Diese Studie hat Besorgnis in der Öffentlichkeit ausgelöst, stellte Rita Hagl-Kehl (SPD) fest, was jedoch von allen politisch Beteiligten eher zur Verschärfung ihrer Schlacht als denn zur Aufklärung genutzt wird.

Vertreibung aus dem Paradies

Um das Essen genießen zu können, muss es gedankenlos verzehrt werden dürfen. Das „Futtern bei Muttern“ gilt heute noch als Referenzsystem, „unbelastete Nahrung“ zu sich zu nehmen. Doch was heute Pflanzenschutzmittelrückstände sind, waren früher Sägespäne im Hackfleisch, Gips im Mehl oder Schwermetalle, die als Pflanzenschutzmittel eingesetzt wurden. Heutige Raucher schädigen sich selbst deutlich mehr als durch eine ständige Zufuhr von Pflanzenschutzmittelrückständen an der Höchstwertgrenze. Dr. Johannes Simons von der Universität Bonn hatte auf einer BfR-Tagung im Jahr 2006 schon festgestellt, dass Verbraucher ein persönliches „Risk-Benefit-Management mit bordeigenen Mitteln bei unklarer Wissenslage“ betreiben. Manche Informationsgeber statten die Bordapotheke mit Horrorszenarien aus – andere verweisen streng gläubig auf die Wissenschaft. Fertig ist eine Bundestagsdebatte.
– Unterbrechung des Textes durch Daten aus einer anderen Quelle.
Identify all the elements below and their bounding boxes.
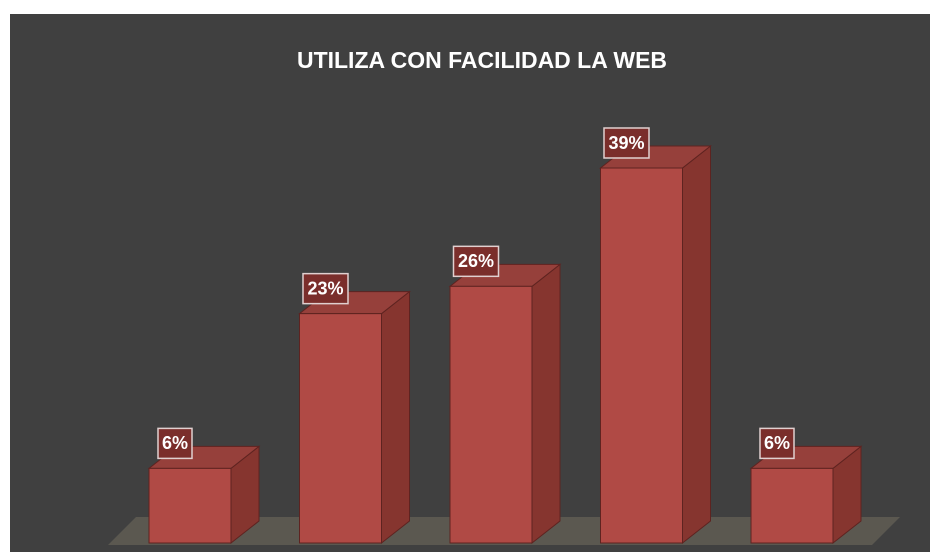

Einführung in die Toxikologie

Giftig kann ein Stoff in verschiedenen Sektoren sein. Sofort tödlich bei einmaliger Aufnahme, subchronisch bei wiederholter Aufnahme, gentoxisch durch Veränderung des Erbgutes, kanzerogen durch einen Langzeiteffekt mit krebsauslösendem Potenzial oder neurotoxisch mit Effekten auf das Nervensystem.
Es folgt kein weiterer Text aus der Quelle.